The evolution of spending on social security and security, on the other hand, was diverse. Although with a real increase of 2.9% from January to June of this year in comparison to the same period last year, social security spending was only 0.9% above that of the first half of 2019. The reduction in the share of pension spending, Mr. Santos points out, was generally not due to structural measures such as pension overhauls. The stagnation of spending, he says, is related to the restrictions of Complementary Law 173, which in 2020 limited hiring and salary increases to civil servants in return for extraordinary transfers to tackle the effects of the pandemic. The effect is explained because there is still a strong link between the salaries of workers and retirees.

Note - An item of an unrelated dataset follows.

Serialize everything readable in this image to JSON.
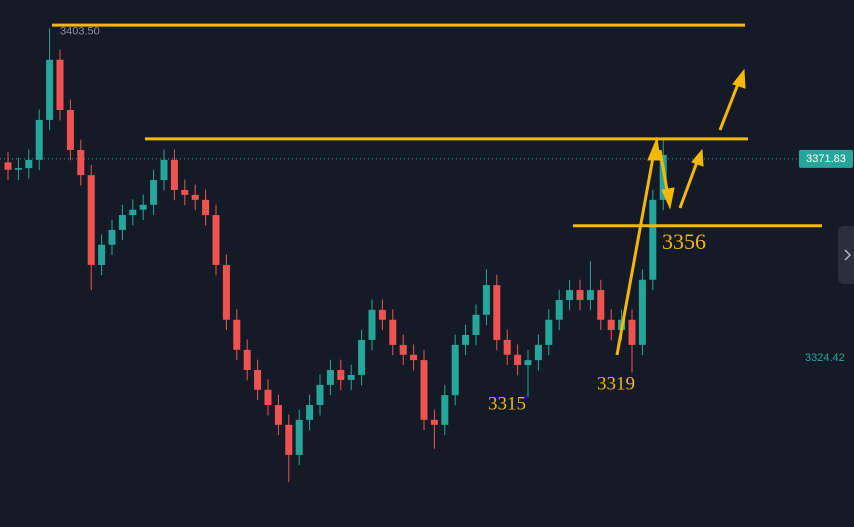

The same restriction, says Mr. Santos, weighed on security, whose spending increased 4.9% this year, in real terms, compared with 2021, with an increase of only 0.6% compared to 2019, also considering the first half of the year. For Ms. Peres, the restriction on hiring also weighed on security, which probably did not have staff personnel replaced in all states.

The areas related to investments in infrastructure also drove state expenses. Altogether, the areas of housing, sanitation, transport, and city planning reach expenses of R$25.28 billion in 2022, up 72% year-over-year and almost doubling the R$12.99 billion in 2019. The four areas together grew to 5.8% this year from 3.1% of total expenditures in 2019, keeping the comparison from January to June.

The performance reflects in part the evolution of total investments, which advanced to 6.5% from 1.9% of total spending over the same period. From 2019 to date, investments jumped to R$31.4 billion from R$8.6 billion. Compared to the previous year, with investments affected by the elections, spending almost tripled, also considering values adjusted by the IPCA.